Para Aristóteles existem sim as ideias mas elas existem nos próprios seres e não no mundo das ideias. E, por sua vez propõem uma teoria que é conhecida como a teoria hilemórfica , de acordo com a qual todos os objetos, todos os seres, todos os entes são formados por co-princípios. Cada ente se compõem de dois co-princípios, ele existe e existe sob a forma de uma essência. Então, a primeira composição se dá entre essência e existência. Por sua vez, essa essência se subdivide em outros dois co-princípios de um lado a substância de outro lado os acidentes. A substância é aquilo a que responde pela minha identidade, aquilo que me insere numa determinada espécie e os acidentes é aquilo que me diferencia, por exemplo, me diferencia como indivíduo, a cor, o tamanho, a forma, a raça, o gênero, etc.. E por sua vez essa substância se compõem por dois co-princípios a matéria e a forma. A matéria são os elementos gerais, que constitui a nossa substância enquanto que a forma é aquilo que corresponderia ao núcleo mesmo da nossa essência. E cada ser existe em decorrência da união de matéria e forma, da substância e acidente, essência e existência. E a morte, exatamente, representa a separação. Evidentemente, os seres não são eternos eles se constituem a partir exatamente desta composição.
Matéria prima, forma específica são as substâncias constitutivas de cada ente. Por sua vez a substância uni-se aos acidentes que individualizam cada um, formando assim a essência completa do ser. A essência determina como se dará a existência real de cada ser. E nessa essência estão contidas em potências, todas as características que cada ente pode desenvolver mediante um processo de atualização. Os entes se formam e se desenvolvem passando sempre de um estado de potência ao estado de ato.
E é assim que se dá o caso da nossa educação. O que está ocorrendo quando nos educamos é um processo de atualização de nossas potencialidades presentes na nossa essência, bastando que sejam ativadas para se realizarem.
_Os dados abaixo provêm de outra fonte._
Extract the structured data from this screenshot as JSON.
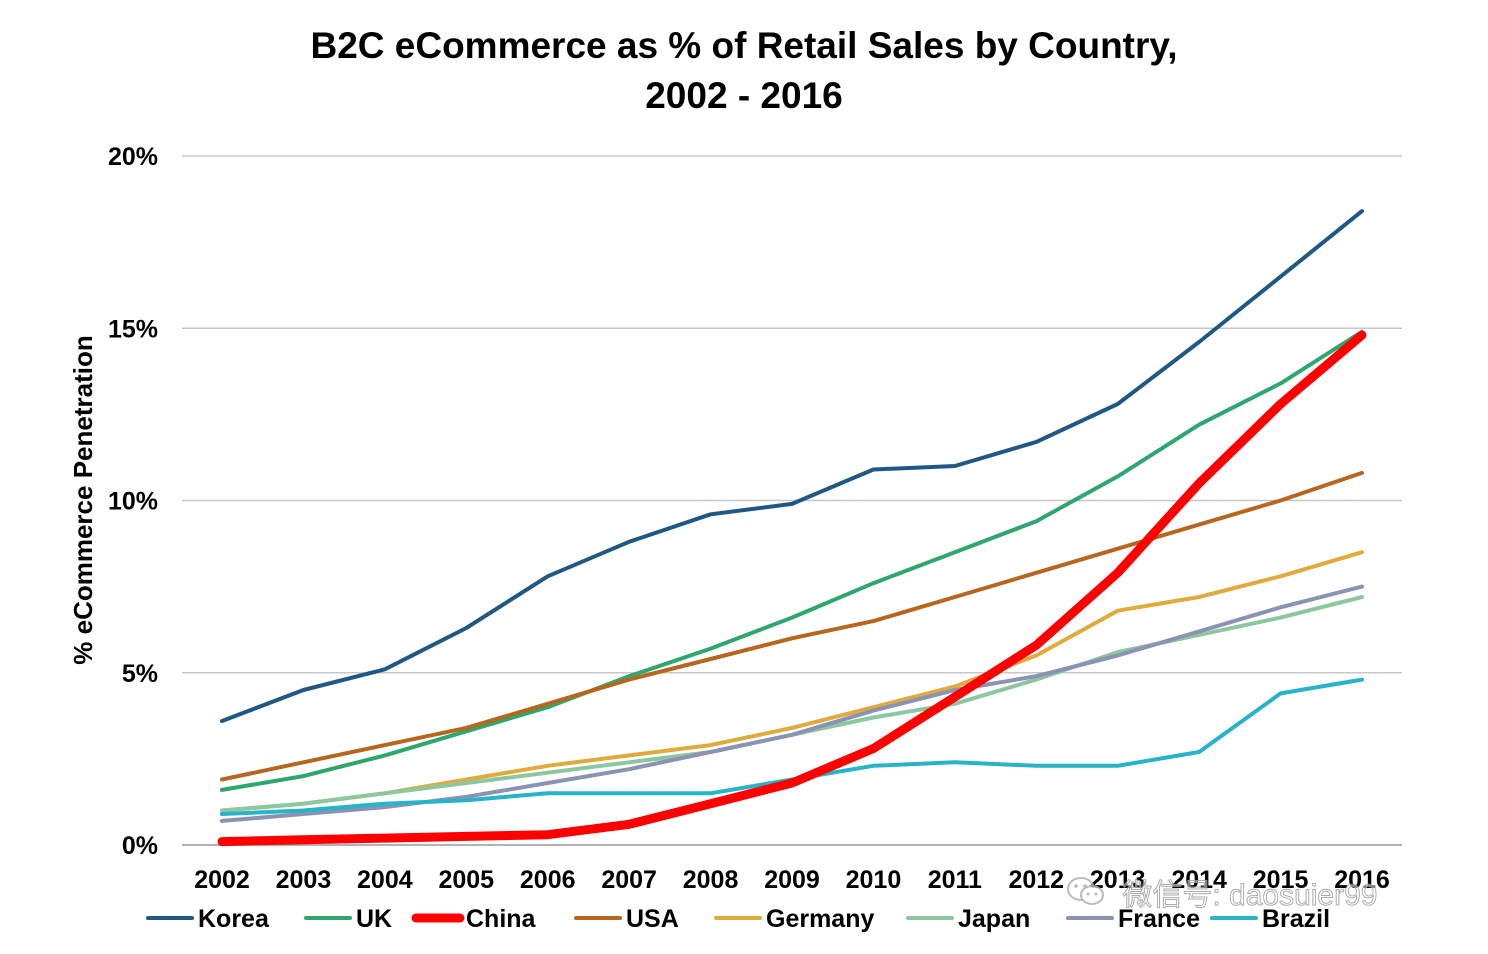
{
  "chart_data": {
    "type": "line",
    "title_lines": [
      "B2C eCommerce as % of Retail Sales by Country,",
      "2002 - 2016"
    ],
    "ylabel": "% eCommerce Penetration",
    "xlabel": "",
    "categories": [
      "2002",
      "2003",
      "2004",
      "2005",
      "2006",
      "2007",
      "2008",
      "2009",
      "2010",
      "2011",
      "2012",
      "2013",
      "2014",
      "2015",
      "2016"
    ],
    "ylim": [
      0,
      20
    ],
    "yticks": [
      0,
      5,
      10,
      15,
      20
    ],
    "ytick_labels": [
      "0%",
      "5%",
      "10%",
      "15%",
      "20%"
    ],
    "grid": true,
    "legend_position": "bottom",
    "series": [
      {
        "name": "Korea",
        "color": "#1f5885",
        "emphasis": false,
        "values": [
          3.6,
          4.5,
          5.1,
          6.3,
          7.8,
          8.8,
          9.6,
          9.9,
          10.9,
          11.0,
          11.7,
          12.8,
          14.6,
          16.5,
          18.4
        ]
      },
      {
        "name": "UK",
        "color": "#2ea76f",
        "emphasis": false,
        "values": [
          1.6,
          2.0,
          2.6,
          3.3,
          4.0,
          4.9,
          5.7,
          6.6,
          7.6,
          8.5,
          9.4,
          10.7,
          12.2,
          13.4,
          14.9
        ]
      },
      {
        "name": "China",
        "color": "#ff0000",
        "emphasis": true,
        "values": [
          0.1,
          0.15,
          0.2,
          0.25,
          0.3,
          0.6,
          1.2,
          1.8,
          2.8,
          4.3,
          5.8,
          7.9,
          10.5,
          12.8,
          14.8
        ]
      },
      {
        "name": "USA",
        "color": "#b8651e",
        "emphasis": false,
        "values": [
          1.9,
          2.4,
          2.9,
          3.4,
          4.1,
          4.8,
          5.4,
          6.0,
          6.5,
          7.2,
          7.9,
          8.6,
          9.3,
          10.0,
          10.8
        ]
      },
      {
        "name": "Germany",
        "color": "#e0ab3c",
        "emphasis": false,
        "values": [
          1.0,
          1.2,
          1.5,
          1.9,
          2.3,
          2.6,
          2.9,
          3.4,
          4.0,
          4.6,
          5.5,
          6.8,
          7.2,
          7.8,
          8.5
        ]
      },
      {
        "name": "Japan",
        "color": "#8cc7a0",
        "emphasis": false,
        "values": [
          1.0,
          1.2,
          1.5,
          1.8,
          2.1,
          2.4,
          2.7,
          3.2,
          3.7,
          4.1,
          4.8,
          5.6,
          6.1,
          6.6,
          7.2
        ]
      },
      {
        "name": "France",
        "color": "#8b93b5",
        "emphasis": false,
        "values": [
          0.7,
          0.9,
          1.1,
          1.4,
          1.8,
          2.2,
          2.7,
          3.2,
          3.9,
          4.5,
          4.9,
          5.5,
          6.2,
          6.9,
          7.5
        ]
      },
      {
        "name": "Brazil",
        "color": "#27b3c8",
        "emphasis": false,
        "values": [
          0.9,
          1.0,
          1.2,
          1.3,
          1.5,
          1.5,
          1.5,
          1.9,
          2.3,
          2.4,
          2.3,
          2.3,
          2.7,
          4.4,
          4.8
        ]
      }
    ]
  },
  "watermark": {
    "text": "微信号: daosuier99",
    "icon": "wechat-icon"
  }
}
O papel da Pedagogia é exatamente essa ativação.
No caso do homem, então, por exemplo, que ele possa desenvolver plenamente a sua condição de ser racional, de ser espiritual que é determinado pela sua forma específica. Daí chamar a forma específica do homem da sua alma inteligível. Ao ser desenvolvida plenamente ela se atualiza, ela se torna em ato. A existência em ato. Essa teoria do ato e potência que determina toda proposta de ação ética e política de Aristóteles.
A expansão do império romano por terras banhadas pelo Mediterrâneo fez com que duas culturas até então isoladas a judaica e a grega entrassem em contato. O encontro que provocou importantes mudanças nas concepções de mundo.
O Cristianismo entra em cena com a sua síntese cultural. Originando-se como movimento social e religioso, o cristianismo incorpora os princípios fundamentais do pensamento grego. Através do Cristianismo esses princípios são legados ao ocidente.

Com as conquistas do Império Romano e a universalização do mundo Mediterrâneo, esta Filosofia Grega vai ter papel importantíssimo na constituição da cultura ocidental. E é nesse momento, no início da nossa era que vai entrar em cena também o Cristianismo, que vai ser, que vai fornecer os principais educadores, os principais formadores da sociedade, da nova sociedade europeia que vai se constituindo.